Giordino helped Maeve step past the deckhouse and into the cockpit. They sat down to rest a moment while Pitt steered the boat through the channel and into the swells sweeping around the north and south end of the two deserted islands. They no sooner reached the open sea than the sharks appeared.
“Look,” said Giordino, “our friends are back. I’ll bet they missed our company.”
Maeve leaned over the side and peered at the long gray shapes moving under the surface. “A new group of followers,” she said. “These are makos.”
“The species with the jagged and uneven teeth only an orthodontist could love?”
“The same.”
“Why do they plague me?” Giordino moaned. “I’ve never ordered shark in a restaurant.”

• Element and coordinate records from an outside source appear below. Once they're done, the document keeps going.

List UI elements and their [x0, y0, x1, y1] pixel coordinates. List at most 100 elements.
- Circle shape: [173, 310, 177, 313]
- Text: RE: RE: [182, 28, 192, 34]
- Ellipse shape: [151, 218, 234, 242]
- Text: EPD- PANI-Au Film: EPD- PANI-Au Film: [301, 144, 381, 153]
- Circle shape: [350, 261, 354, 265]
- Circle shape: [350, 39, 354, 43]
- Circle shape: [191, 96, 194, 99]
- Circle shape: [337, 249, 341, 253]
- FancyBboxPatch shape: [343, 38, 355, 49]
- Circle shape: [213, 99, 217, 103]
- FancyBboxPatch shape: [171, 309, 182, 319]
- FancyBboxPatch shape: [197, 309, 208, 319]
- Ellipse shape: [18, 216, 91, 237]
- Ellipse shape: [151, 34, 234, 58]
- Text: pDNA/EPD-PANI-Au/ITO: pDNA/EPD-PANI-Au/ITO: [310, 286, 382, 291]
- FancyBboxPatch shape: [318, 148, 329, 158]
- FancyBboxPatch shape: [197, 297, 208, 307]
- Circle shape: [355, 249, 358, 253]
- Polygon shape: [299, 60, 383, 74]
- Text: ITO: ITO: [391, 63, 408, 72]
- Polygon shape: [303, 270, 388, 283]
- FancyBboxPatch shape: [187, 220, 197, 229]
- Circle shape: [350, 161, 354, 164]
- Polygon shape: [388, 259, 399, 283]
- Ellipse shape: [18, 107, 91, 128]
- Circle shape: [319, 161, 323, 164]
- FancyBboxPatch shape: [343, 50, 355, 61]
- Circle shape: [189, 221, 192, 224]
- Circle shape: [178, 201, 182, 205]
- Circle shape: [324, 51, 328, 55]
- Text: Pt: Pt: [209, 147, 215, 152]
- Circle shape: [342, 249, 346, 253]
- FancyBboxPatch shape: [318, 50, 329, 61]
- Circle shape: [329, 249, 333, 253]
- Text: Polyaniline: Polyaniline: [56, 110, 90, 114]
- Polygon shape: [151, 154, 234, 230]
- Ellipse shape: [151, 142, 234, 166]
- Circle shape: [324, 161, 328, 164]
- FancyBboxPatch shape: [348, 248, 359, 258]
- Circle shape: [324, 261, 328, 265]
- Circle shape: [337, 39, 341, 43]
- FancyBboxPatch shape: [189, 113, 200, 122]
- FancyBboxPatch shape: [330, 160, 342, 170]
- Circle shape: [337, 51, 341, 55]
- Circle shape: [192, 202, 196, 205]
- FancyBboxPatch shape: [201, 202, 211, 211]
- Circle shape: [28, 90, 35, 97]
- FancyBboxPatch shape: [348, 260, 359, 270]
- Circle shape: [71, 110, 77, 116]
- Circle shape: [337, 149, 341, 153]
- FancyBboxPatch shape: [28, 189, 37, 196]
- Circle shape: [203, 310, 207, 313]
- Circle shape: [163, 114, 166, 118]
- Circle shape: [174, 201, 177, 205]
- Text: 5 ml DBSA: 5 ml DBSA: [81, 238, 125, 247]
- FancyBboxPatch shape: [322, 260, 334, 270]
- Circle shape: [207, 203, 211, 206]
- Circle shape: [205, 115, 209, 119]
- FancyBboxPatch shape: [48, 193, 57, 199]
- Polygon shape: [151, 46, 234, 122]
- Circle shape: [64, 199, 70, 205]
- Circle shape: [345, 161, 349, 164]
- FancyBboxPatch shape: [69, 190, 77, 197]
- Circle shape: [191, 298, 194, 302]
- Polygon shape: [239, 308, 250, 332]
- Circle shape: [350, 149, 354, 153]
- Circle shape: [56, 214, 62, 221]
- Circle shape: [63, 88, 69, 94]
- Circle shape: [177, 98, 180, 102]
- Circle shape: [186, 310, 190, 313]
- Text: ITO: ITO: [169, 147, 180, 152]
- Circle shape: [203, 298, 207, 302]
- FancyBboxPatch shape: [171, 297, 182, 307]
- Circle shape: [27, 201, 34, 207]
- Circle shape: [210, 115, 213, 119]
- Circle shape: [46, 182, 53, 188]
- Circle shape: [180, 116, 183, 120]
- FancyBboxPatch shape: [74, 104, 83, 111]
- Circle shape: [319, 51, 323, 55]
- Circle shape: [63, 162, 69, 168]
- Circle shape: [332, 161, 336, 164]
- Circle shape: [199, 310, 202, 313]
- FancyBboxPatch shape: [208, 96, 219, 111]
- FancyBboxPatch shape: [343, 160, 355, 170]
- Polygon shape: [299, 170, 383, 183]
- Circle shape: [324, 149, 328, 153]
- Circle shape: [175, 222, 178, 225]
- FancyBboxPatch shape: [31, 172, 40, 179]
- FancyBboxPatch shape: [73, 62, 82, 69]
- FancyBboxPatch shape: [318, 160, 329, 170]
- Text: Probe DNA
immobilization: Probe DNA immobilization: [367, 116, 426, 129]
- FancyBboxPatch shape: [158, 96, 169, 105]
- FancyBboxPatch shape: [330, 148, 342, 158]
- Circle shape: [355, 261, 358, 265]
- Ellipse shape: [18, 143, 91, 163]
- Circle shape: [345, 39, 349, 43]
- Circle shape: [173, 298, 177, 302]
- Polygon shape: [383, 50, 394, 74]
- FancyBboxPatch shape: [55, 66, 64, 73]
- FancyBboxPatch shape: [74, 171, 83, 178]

Half an hour later, Pitt gave the order. “Okay, let’s try the sails and see what kind of a boat we’ve concocted.”
Giordino unfolded the woven-mat sails, which Maeve had carefully reefed in accordion pleats, and hoisted the mainsail successfully while Maeve raised the mizzen. The sails filled, and Pitt eased over the tiller, skidding the boat on a tack, heading northwest against a brisk west wind.